Mediziner und Spitäler weisen jede Schuld von sich, Kritik bleibt

Mediziner und Spitäler weisen jede Schuld von sich, Kritik bleibt
Wiener AKH-Chef: "Kind war nicht lebensfähig" - St. Josef-Krankenhaus: Patientin verließ Spital überstürzt. Patientenanwältin Pilz kritisiert AKH.

Nach dem Fall einer Schwangeren, die in zwei Wiener Spitälern nicht aufgenommen wurde, gibt es nun erste Konsequenzen. Wie am Wochenende berichtet, wurde eine junge Irakerin im August vom AKH ins St.-Josef-Krankenhaus geschickt, obwohl ihre Fruchtblase (in der 18. Schwangerschaftswoche) geplatzt war. Die Frau war nicht versichert und konnte sich die Behandlungskosten nicht leisten. Im St.-Josef-Krankenhaus sollte ein Sozialfonds die Kosten übernehmen. Doch bei der Überweisung kam es zum folgenschweren Fehler.

Großes Risiko

AKH-Chef Reinhard Krepler gibt sich nun selbstkritisch. Die Ärztin habe zwar rechtlich und fachlich alles richtig gemacht. Allerdings sei das Kind wohl nicht mehr zu retten gewesen, nachdem das gesamte Fruchtwasser abging. „Ein Kind in der 18. Woche ist nicht lebensfähig“, sagte Krepler. Trotzdem werde man in derartigen Situationen nicht mehr andere Spitäler suchen, sondern die Patientinnen künftig aufnehmen: „Das Risiko ist einfach zu groß, dass etwas passiert.“


Die Freunde der Irakerin erheben weiter schwere Vorwürfe gegen die Spitäler. „Die Frau hat Hilfe gebraucht. Anstatt ihr zu helfen, hat man immer nur nach Geld gefragt“, sagt Hasna Saad, die ihre Freundin die ganze Zeit über begleitete. „Bevor sie überhaupt untersucht wurde, musste ihr Mann 200 Euro zahlen“, erzählt Saad.

Zu zahlen im Voraus

Erst nach eineinhalb Stunden sei sie dann untersucht worden, obwohl ihre Kleidung bereits nass war. Die Ärztin habe der Freundin empfohlen, sich stationär aufnehmen zu lassen. Doch das hätte 900 Euro am Tag gekostet. Zu zahlen im Voraus. Zu viel Geld für die unversicherte Frau. Also wurde eine Alternative gesucht, das St.-Josef-Krankenhaus. „Dort sei es billiger, hat man uns gesagt“, erzählt Saad. Im Privatwagen fuhr sie ihre Freundin in das andere Spital. „Dort hat man uns gesagt, dass einen Nacht 830 Euro kostet. Von einem Sozialfonds höre ich jetzt zum ersten Mal“, sagt Saad. Ihre Freundin wollte darauf nicht länger in dem Spital bleiben. Zwei Tage später brachte die Irakerin in Salzburg ihr Kind tot zur Welt.

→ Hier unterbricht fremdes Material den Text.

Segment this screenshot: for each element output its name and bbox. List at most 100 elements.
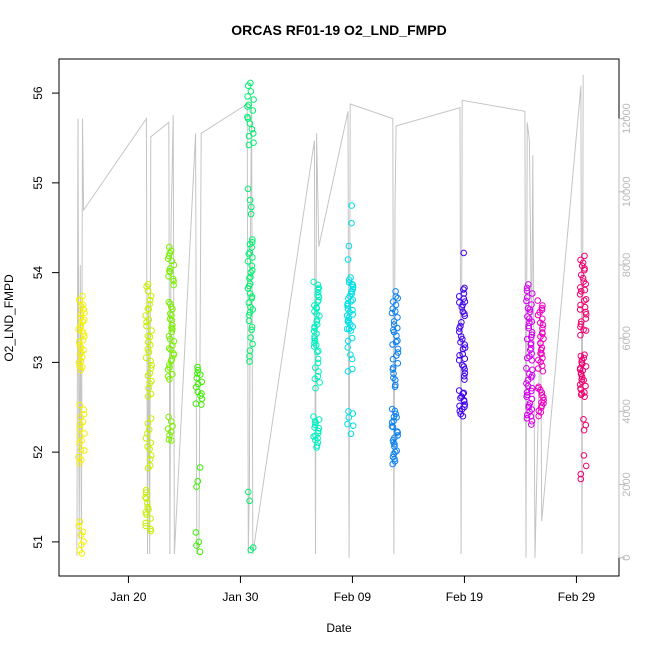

Im Krankenhaus St. Josef bedauert man den Fall. Man habe die Irakerin aber sehr wohl informiert, dass ein Sozialfonds die Kosten übernehme, sagt eine Sprecherin. Doch die Frau sei gegangen, noch bevor die zuständige Ärztin sie untersuchen konnte: „Was sollen wir da tun. Wir können die Menschen nicht aufhalten“, sagt die Sprecherin. Auch die zuständige Abteilung der Stadt sieht keinen Fehler. „So tragisch es ist. Beide Spitäler haben sich richtig verhalten“, sagt MA40-Leiterin Renate Christ.

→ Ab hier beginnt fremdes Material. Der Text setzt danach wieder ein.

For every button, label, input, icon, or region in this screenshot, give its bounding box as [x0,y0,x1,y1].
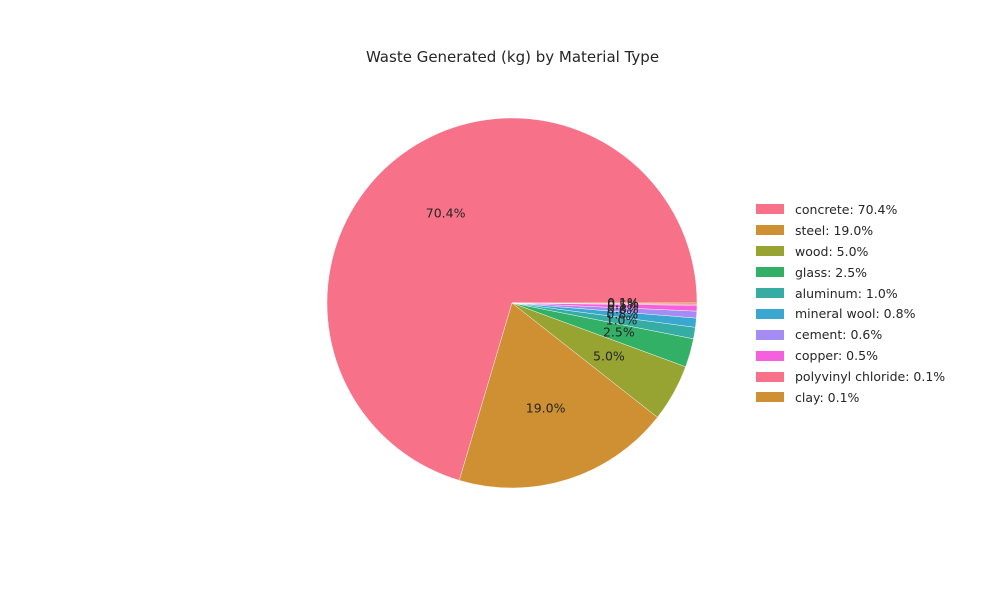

Patientenanwältin Sigrid Pilz sieht das anders: „Laut Krankenanstaltengesetz müssen Frauen aufgenommen werden, wenn eine Entbindung unmittelbar bevorsteht.“ Sie will jetzt weiter für das Recht der Patientin kämpfen: „Grundsätzlich darf man Patienten in solch schwierigen Situationen nicht einfach alleine lassen.“

Fall Sandra W.

Die Geschichte erinnert an den Fall Sandra W. Die schwangere Wienerin war im Jänner 2012 nachdem sie starke Unterleibsblutungen hatte, von zwei Spitälern untersucht worden und ohne Diagnose nach Hause geschickt worden. Erst im dritten Spital wurde sie behandelt. Allerdings zu spät. Sie verlor ihr Baby.